When performing parameter inference with NUTS on CUDA I observed a linear increase in allocated memory that leads to the termination of the processes within a few iterations. This only happens after warmup is finished, and apparently also happens on CPU. The minimum program to reproduce this behavior is:

import torch
import pyro
from pyro.infer.mcmc import MCMC, NUTS
import pyro.distributions as dist

data = torch.ones((1000, 1000))
def model():
    x = pyro.sample('x', dist.Normal(0., 1.))
    pyro.sample('data', dist.Normal(x*data, 0.01), obs = data)
nuts_kernel = NUTS(model)
posterior = MCMC(nuts_kernel, 1000, warmup_steps = 0).run()

I suspect that the data is somehow copied and stored at each iteration. However, del posterior does not free any significant amount of memory (and it appear like only a reference and not copies to the original data object are stored). How can I avoid this excessive memory consumption?

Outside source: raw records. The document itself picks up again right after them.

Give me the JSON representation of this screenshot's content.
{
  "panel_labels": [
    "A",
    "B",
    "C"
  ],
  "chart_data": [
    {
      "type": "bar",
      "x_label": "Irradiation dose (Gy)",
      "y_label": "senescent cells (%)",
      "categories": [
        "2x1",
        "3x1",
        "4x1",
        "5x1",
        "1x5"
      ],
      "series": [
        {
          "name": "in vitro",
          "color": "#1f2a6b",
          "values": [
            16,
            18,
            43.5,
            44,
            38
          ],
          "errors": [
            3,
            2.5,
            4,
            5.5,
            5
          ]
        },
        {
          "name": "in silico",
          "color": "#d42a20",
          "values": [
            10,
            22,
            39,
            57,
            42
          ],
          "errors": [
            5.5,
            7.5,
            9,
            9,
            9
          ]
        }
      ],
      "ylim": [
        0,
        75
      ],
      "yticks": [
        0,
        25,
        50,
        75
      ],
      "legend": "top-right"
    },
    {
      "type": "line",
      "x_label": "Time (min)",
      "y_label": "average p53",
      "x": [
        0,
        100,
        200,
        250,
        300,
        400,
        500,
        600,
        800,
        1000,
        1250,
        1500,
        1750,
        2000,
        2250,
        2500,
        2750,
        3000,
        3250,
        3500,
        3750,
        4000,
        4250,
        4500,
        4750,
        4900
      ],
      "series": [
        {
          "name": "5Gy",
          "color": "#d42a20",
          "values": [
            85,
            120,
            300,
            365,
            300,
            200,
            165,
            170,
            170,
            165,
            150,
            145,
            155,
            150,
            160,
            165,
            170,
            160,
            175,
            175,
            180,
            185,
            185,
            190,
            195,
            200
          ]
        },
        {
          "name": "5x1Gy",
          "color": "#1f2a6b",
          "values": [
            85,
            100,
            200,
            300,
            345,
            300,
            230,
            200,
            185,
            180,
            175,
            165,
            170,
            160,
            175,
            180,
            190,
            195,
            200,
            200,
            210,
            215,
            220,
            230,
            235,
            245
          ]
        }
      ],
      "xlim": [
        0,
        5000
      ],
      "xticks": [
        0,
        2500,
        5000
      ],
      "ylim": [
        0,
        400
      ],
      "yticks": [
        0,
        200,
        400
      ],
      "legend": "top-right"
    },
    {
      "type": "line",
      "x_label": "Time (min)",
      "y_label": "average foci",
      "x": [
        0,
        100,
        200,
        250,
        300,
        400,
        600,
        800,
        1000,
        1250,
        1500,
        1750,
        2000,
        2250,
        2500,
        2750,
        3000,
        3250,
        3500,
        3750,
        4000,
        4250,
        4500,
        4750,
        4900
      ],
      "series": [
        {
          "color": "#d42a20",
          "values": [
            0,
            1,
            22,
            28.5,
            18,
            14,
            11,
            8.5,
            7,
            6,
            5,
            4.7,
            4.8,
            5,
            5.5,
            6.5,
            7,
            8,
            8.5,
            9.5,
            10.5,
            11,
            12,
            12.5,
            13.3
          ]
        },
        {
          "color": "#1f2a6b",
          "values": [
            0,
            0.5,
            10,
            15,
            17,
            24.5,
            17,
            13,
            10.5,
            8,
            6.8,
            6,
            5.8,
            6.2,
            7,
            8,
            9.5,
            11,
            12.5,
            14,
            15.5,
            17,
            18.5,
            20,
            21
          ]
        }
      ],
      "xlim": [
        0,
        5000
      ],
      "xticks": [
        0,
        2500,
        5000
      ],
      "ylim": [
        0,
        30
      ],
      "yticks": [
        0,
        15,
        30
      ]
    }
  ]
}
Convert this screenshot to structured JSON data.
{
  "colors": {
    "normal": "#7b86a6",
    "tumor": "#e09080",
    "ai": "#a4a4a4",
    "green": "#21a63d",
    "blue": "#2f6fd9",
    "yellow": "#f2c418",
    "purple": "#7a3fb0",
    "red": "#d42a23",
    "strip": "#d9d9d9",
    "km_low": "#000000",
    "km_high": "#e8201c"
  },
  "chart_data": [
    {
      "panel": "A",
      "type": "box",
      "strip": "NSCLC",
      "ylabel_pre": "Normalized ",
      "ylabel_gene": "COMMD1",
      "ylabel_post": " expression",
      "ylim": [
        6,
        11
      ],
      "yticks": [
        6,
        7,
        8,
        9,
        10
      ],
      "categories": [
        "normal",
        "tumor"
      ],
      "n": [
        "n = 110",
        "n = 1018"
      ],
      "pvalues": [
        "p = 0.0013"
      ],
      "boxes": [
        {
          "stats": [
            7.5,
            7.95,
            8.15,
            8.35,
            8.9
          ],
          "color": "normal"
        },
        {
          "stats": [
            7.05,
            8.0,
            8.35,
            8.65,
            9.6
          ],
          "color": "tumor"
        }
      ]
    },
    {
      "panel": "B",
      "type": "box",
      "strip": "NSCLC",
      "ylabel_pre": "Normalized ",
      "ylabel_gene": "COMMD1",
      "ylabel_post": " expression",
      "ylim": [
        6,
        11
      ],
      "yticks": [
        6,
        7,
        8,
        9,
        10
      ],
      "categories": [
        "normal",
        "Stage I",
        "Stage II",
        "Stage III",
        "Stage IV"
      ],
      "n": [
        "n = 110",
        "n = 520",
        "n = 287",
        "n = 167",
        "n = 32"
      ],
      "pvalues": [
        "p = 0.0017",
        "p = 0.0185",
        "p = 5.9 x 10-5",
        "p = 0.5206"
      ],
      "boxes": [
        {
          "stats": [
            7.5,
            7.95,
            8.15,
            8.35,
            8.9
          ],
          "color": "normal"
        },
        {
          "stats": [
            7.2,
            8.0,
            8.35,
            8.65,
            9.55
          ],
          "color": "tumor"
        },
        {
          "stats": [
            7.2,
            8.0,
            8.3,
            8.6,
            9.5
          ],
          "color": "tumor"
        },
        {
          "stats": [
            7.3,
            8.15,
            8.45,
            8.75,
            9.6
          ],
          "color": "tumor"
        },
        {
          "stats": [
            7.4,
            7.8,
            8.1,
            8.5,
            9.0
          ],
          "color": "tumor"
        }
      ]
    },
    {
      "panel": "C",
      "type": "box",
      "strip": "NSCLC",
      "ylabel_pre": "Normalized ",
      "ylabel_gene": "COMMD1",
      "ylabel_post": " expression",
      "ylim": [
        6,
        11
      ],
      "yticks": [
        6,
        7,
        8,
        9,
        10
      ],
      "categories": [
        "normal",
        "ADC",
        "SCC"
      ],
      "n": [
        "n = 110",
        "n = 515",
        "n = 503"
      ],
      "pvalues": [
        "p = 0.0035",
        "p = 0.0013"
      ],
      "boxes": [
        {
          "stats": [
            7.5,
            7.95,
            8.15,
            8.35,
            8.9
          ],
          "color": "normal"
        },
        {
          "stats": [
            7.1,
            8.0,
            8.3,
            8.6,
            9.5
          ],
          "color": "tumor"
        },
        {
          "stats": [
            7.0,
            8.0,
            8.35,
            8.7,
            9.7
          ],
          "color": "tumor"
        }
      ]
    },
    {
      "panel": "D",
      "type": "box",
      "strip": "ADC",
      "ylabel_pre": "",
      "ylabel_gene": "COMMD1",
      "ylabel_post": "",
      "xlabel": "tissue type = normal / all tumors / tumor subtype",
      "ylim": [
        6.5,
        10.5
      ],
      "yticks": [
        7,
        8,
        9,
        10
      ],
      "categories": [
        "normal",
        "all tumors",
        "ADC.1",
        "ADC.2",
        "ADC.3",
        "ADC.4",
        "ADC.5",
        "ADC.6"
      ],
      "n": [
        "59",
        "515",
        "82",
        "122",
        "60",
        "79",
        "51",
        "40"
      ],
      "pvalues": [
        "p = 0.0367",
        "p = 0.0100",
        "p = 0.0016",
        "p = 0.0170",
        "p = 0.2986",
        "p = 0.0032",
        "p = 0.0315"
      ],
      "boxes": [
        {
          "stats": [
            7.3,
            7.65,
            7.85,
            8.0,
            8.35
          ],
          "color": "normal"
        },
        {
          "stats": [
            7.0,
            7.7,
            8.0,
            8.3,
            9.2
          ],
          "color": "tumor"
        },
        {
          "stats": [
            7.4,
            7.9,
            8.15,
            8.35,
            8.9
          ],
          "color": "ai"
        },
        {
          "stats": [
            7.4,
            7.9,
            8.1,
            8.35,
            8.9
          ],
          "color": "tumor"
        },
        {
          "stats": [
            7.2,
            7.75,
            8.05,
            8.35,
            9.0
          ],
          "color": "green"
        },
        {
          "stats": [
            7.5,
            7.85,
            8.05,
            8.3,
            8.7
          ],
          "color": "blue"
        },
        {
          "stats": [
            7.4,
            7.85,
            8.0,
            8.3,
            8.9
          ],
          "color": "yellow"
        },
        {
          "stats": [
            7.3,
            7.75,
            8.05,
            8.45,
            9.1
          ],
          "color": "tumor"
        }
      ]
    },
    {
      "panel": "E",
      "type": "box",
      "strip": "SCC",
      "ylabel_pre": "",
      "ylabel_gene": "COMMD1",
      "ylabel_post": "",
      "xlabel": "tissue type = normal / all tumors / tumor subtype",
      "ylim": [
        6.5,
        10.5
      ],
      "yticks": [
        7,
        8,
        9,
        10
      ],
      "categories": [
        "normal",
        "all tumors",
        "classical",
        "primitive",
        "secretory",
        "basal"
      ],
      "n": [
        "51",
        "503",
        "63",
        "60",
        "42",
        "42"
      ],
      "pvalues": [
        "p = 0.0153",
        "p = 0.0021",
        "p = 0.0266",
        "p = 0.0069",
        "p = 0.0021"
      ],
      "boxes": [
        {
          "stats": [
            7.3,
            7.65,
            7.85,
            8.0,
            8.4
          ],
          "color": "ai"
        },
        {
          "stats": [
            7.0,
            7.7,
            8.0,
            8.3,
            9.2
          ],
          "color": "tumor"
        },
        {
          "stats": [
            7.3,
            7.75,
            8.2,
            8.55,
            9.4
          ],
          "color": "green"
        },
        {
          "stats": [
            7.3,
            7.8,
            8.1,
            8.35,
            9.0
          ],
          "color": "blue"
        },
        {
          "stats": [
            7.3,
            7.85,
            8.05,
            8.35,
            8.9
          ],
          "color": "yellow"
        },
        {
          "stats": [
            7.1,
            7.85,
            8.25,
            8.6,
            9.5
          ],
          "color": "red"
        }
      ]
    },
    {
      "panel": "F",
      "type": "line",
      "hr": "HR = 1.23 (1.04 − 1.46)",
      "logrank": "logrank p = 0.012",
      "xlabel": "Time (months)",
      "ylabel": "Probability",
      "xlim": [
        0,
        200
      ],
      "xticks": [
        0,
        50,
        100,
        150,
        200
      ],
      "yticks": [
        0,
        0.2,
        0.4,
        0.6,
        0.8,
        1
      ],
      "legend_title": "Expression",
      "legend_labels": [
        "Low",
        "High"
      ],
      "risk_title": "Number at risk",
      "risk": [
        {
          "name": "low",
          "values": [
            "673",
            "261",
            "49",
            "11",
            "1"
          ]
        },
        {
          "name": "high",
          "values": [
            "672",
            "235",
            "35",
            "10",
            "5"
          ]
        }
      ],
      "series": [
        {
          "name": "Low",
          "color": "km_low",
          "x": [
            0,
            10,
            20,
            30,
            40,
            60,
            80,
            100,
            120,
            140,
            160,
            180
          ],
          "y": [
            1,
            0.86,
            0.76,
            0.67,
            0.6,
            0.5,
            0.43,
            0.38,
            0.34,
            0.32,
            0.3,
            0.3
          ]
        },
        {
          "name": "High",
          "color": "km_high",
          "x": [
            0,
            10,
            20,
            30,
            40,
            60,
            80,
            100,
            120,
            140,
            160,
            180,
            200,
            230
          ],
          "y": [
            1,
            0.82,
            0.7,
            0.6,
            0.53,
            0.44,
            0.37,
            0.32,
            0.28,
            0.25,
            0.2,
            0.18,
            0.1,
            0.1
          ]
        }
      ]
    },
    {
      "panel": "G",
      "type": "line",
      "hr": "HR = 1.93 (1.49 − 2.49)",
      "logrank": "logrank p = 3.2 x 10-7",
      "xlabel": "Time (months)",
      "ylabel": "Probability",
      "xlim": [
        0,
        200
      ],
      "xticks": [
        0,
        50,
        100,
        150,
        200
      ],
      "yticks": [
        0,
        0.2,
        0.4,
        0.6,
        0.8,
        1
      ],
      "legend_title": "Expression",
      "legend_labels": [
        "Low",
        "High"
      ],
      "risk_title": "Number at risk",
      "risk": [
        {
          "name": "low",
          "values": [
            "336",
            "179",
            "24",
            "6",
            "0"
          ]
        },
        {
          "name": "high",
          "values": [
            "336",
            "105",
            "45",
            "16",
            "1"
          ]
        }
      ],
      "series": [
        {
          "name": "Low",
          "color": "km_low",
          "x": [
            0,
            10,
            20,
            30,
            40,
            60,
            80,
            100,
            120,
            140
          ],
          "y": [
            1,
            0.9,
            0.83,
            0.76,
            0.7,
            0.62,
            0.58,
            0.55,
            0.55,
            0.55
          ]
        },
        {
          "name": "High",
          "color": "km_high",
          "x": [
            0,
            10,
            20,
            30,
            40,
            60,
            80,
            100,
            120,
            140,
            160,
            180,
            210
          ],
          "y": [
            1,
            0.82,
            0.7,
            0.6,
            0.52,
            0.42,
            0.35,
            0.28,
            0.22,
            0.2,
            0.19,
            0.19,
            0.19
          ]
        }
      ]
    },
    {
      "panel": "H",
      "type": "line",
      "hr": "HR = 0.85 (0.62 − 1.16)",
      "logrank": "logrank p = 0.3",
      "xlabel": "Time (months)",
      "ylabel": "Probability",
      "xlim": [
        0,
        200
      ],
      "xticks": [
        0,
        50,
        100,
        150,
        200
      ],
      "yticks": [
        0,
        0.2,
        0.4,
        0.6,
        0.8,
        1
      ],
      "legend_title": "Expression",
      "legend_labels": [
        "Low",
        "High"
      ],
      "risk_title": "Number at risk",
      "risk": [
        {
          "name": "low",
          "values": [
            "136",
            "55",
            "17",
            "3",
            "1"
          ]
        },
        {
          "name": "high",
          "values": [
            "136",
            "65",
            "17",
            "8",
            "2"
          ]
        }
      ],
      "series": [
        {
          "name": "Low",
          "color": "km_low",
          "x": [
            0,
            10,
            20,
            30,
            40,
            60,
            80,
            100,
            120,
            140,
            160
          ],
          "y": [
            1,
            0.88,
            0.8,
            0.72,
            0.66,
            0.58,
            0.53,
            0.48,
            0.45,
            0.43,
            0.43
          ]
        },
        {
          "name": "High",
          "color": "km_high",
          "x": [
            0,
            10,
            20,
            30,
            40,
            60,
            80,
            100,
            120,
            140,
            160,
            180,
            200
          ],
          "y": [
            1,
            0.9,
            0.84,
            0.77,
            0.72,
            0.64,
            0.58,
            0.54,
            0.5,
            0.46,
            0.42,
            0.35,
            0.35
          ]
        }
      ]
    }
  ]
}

(torch 1.01, pyro 0.3.1, python 3.6.7)

Thanks for the clear report! I have created an issue to follow up on github. The memory would increase per iteration since we are storing num_samples execution traces, which could be more problematic on the GPU because of higher memory limitation. I think the only way around this would be to store the bare minimal information from the trace as mentioned in this issue (yet again!), so I’ll definitely make sure that we address this as part of the refactoring.